I feel like the things that I have really been trying to work through are trusting myself and letting go, and just being at peace with myself. And I am in a very different place than I was even two years ago. I feel like I’ve grown more in the last year and a half than I did for three years. Or five. I had the space and time to actually confront certain things. I worked my ass off on it. It’s like changing mental scripts that are in your head. That shit is hard. I don’t know, I turned 30. I hear that for women that’s a big thing. But I don’t know what that means.
Was it for you?
Not really. You don’t wake up and go, “Oh, eureka! I got the answers!” I do feel like I give less fucks now. But it’s a gradual thing, obviously. I feel less guarded now for sure.
Tell me about your poem book.
My poetry book is called Generations of Women From the Moon.
I love that.
The moon is female.
I was literally just about to say that.
My dinosaur looks pretty sweet. There’s definitely a gradient happening. Yours is good. Mine is a joke.
We can go outside and smash them in the parking lot. It could be cathartic and symbolic. We let the dinosaur and the shark just live here, in this moment, in the past. Let go. Move on. Close the chapter. What do you think?

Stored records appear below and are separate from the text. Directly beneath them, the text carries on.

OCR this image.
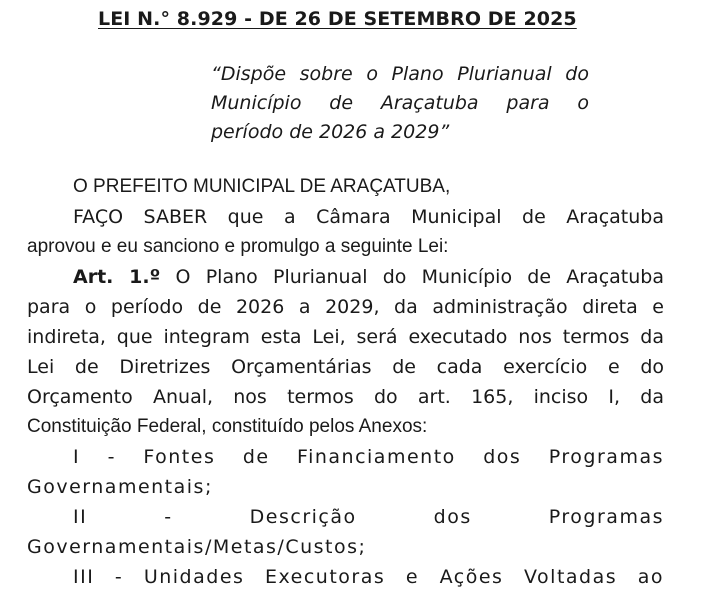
LEI N.° 8.929 - DE 26 DE SETEMBRO DE 2025
“Dispõe sobre o Plano Plurianual do
Município de Araçatuba para o
período de 2026 a 2029”
O PREFEITO MUNICIPAL DE ARAÇATUBA,
FAÇO SABER que a Câmara Municipal de Araçatuba
aprovou e eu sanciono e promulgo a seguinte Lei:
Art. 1.º O Plano Plurianual do Município de Araçatuba
para o período de 2026 a 2029, da administração direta e
indireta, que integram esta Lei, será executado nos termos da
Lei de Diretrizes Orçamentárias de cada exercício e do
Orçamento Anual, nos termos do art. 165, inciso I, da
Constituição Federal, constituído pelos Anexos:
I - Fontes de Financiamento dos Programas
Governamentais;
II - Descrição dos Programas
Governamentais/Metas/Custos;
III - Unidades Executoras e Ações Voltadas ao
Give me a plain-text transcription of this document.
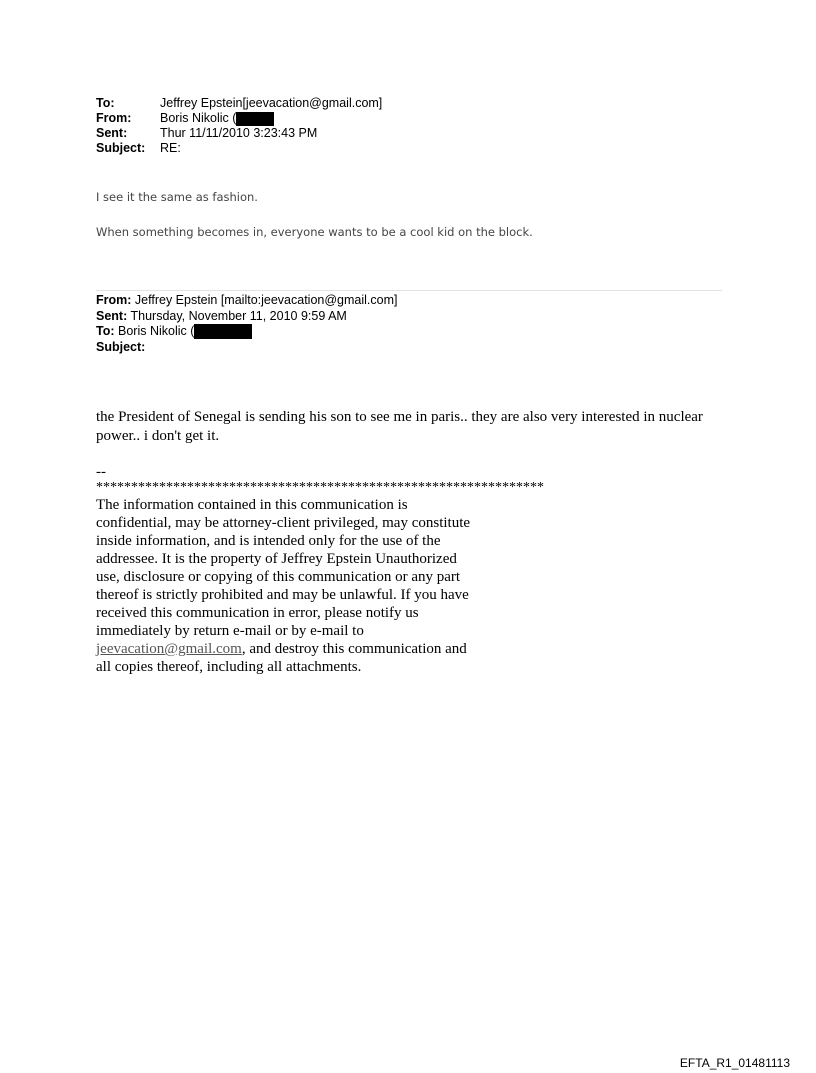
To:	Jeffrey Epstein[jeevacation@gmail.com]
From:	Boris Nikolic (
Sent:	Thur 11/11/2010 3:23:43 PM
Subject:	RE:
I see it the same as fashion.
When something becomes in, everyone wants to be a cool kid on the block.
From: Jeffrey Epstein [mailto:jeevacation@gmail.com]
Sent: Thursday, November 11, 2010 9:59 AM
To: Boris Nikolic (
Subject:
the President of Senegal is sending his son to see me in paris.. they are also very interested in nuclear power.. i don't get it.
--
****************************************************************
The information contained in this communication is confidential, may be attorney-client privileged, may constitute inside information, and is intended only for the use of the addressee. It is the property of Jeffrey Epstein Unauthorized use, disclosure or copying of this communication or any part thereof is strictly prohibited and may be unlawful. If you have received this communication in error, please notify us immediately by return e-mail or by e-mail to jeevacation@gmail.com, and destroy this communication and all copies thereof, including all attachments.
EFTA_R1_01481113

I don’t want to destroy it. I think we should keep it. This is art.
I agree. Now I finally have somewhere to keep my money.
Now I finally have a dinosaur.
Except she didn’t actually have a dinosaur; not yet, at least. After Banks and I hugged good-bye and took selfies with our painted beasts, a label representative nervously revealed that it would take a couple days for the shark and the dinosaur to be fired and finished. We all agreed that, in two days, we’d pick up our respective creations (or, I’d pick up mine, and the label would pick up Banks’s). I returned five days later to pick up my shark, eager to hold up my end of this sacred pact, while still remaining chill. There, the Color Me Mine employee asked if I’d also want to take home the dinosaur, which was still there, wrapped up and ready for a forever home.